We demand a swift and satisfactory resolution of the Caruana Galizia case, accompanied by a wider probe on the Panama scandal; as well as on other major scandals such as the sale of public hospitals to a shell company.

But Malta also needs – short of a general election that can level out the current democratic impasse – a new Labour government’s ability to restore, as best it can, the country’s lost reputation and credibility. Muscat’s determination to linger until January lessens both those probabilities: indeed, it raises questions as to whether his intention is really to influence the choice of next party leader; which in turn has implications for his own future.

Either way, there is a silver lining: Muscat’s peremptory fall from grace has now exposed the intersections between politics, big business and organised crime.

But does his demise also spell the end of the ultra-successful political movement that he brought together, from segments of big business, to floating voters aspiring for a better country and campaigners for civil liberties, together with Labour’s working-class core?

Can the new prime minister – Fearne is already accumulating Cabinet support – make the next two years of Labour government a truly revolutionary reawakening for Constitutional renewal and justice in the anti-corruption fight?

Would he be ready to change the modus operandi of the fastest-growing economy in Europe, and answer to citizens’ righteous demands to stop the sack of their villages by construction developers and property magnates? This will be a major test for any Labour leader, as it has created the first cracks pitting residents, including floaters and even traditional Labourites, against Labour’s new allies in business.

The new prime minister will also face the loss of trust among an entire generation of activists and intellectuals, who now view Labour’s credentials as a harbinger of equality, minority rights and social justice as being indelibly blotted by the Caruana Galizia assassination. It will be hard for Labour to take credit for its achievements unless the new prime minister steers the country into normality with zeal. Regaining the trust of this sector –  i.e., those who still cherish the progressive, moderate thrust that characterised Muscat’s early years, but are too repulsed by the current saga to identify with the movement anymore – will surely be the biggest challenge.

And there will be the need to enforce major reforms across so many sectors, most especially the police, the new financial crimes agency, and the judiciary, if the new PM makes it their legacy to rebuild the people’s trust in their institutions.

Let’s not hurt each other

The former Nationalist candidate and entrepreneur Ivan Bartolo wrote in The Times of having had ‘daggers’ thrown at him by acquaintances who spotted him chatting with PN leader Adrian Delia during last Sunday’s protest.

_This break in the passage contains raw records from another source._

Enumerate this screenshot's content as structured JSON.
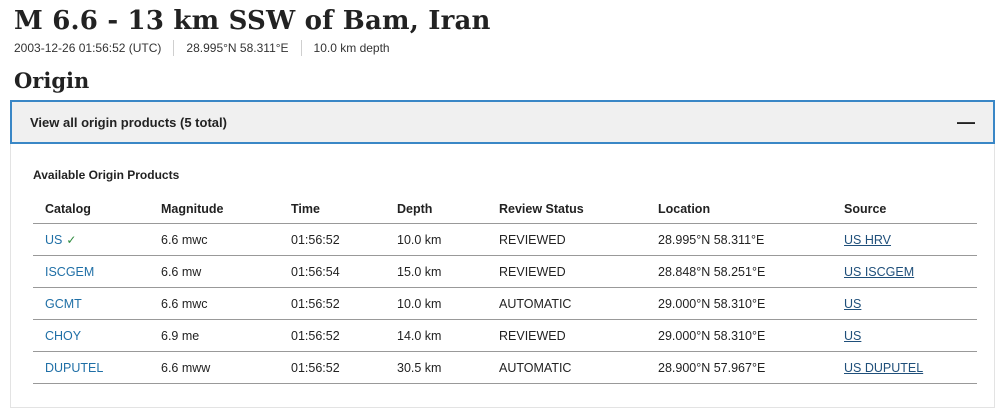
{
  "event": {
    "title": "M 6.6 - 13 km SSW of Bam, Iran",
    "time": "2003-12-26 01:56:52 (UTC)",
    "coords": "28.995°N 58.311°E",
    "depth": "10.0 km depth"
  },
  "origin": {
    "section_title": "Origin",
    "accordion_label": "View all origin products (5 total)",
    "toggle_symbol": "—",
    "subheading": "Available Origin Products",
    "columns": [
      "Catalog",
      "Magnitude",
      "Time",
      "Depth",
      "Review Status",
      "Location",
      "Source"
    ],
    "rows": [
      {
        "catalog": "US",
        "preferred": true,
        "check_symbol": "✓",
        "magnitude": "6.6 mwc",
        "time": "01:56:52",
        "depth": "10.0 km",
        "status": "REVIEWED",
        "location": "28.995°N 58.311°E",
        "source": "US HRV"
      },
      {
        "catalog": "ISCGEM",
        "preferred": false,
        "check_symbol": "",
        "magnitude": "6.6 mw",
        "time": "01:56:54",
        "depth": "15.0 km",
        "status": "REVIEWED",
        "location": "28.848°N 58.251°E",
        "source": "US ISCGEM"
      },
      {
        "catalog": "GCMT",
        "preferred": false,
        "check_symbol": "",
        "magnitude": "6.6 mwc",
        "time": "01:56:52",
        "depth": "10.0 km",
        "status": "AUTOMATIC",
        "location": "29.000°N 58.310°E",
        "source": "US"
      },
      {
        "catalog": "CHOY",
        "preferred": false,
        "check_symbol": "",
        "magnitude": "6.9 me",
        "time": "01:56:52",
        "depth": "14.0 km",
        "status": "REVIEWED",
        "location": "29.000°N 58.310°E",
        "source": "US"
      },
      {
        "catalog": "DUPUTEL",
        "preferred": false,
        "check_symbol": "",
        "magnitude": "6.6 mww",
        "time": "01:56:52",
        "depth": "30.5 km",
        "status": "AUTOMATIC",
        "location": "28.900°N 57.967°E",
        "source": "US DUPUTEL"
      }
    ]
  },
  "colors": {
    "accent_border": "#3a87c6",
    "link": "#1f6fa6",
    "check": "#2e8b3e"
  }
}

The air is heavy with a desire for ‘retribution’: for those who gave Muscat the benefit of the doubt, those who support Adrian Delia, those who did not worship at the altar of Daphne Caruana Galizia, no matter how controversial part of her journalism was.

The writer Immanuel Mifsud invited us to reflect on the situation of a country that has been pillaged by a toxic division, partisan servility, and a lack of critical self-awareness. Those of us who stop reflecting on the times we are living in, those of us who throw humility out of the window once they have the imprimatur they want, will only further the hurt.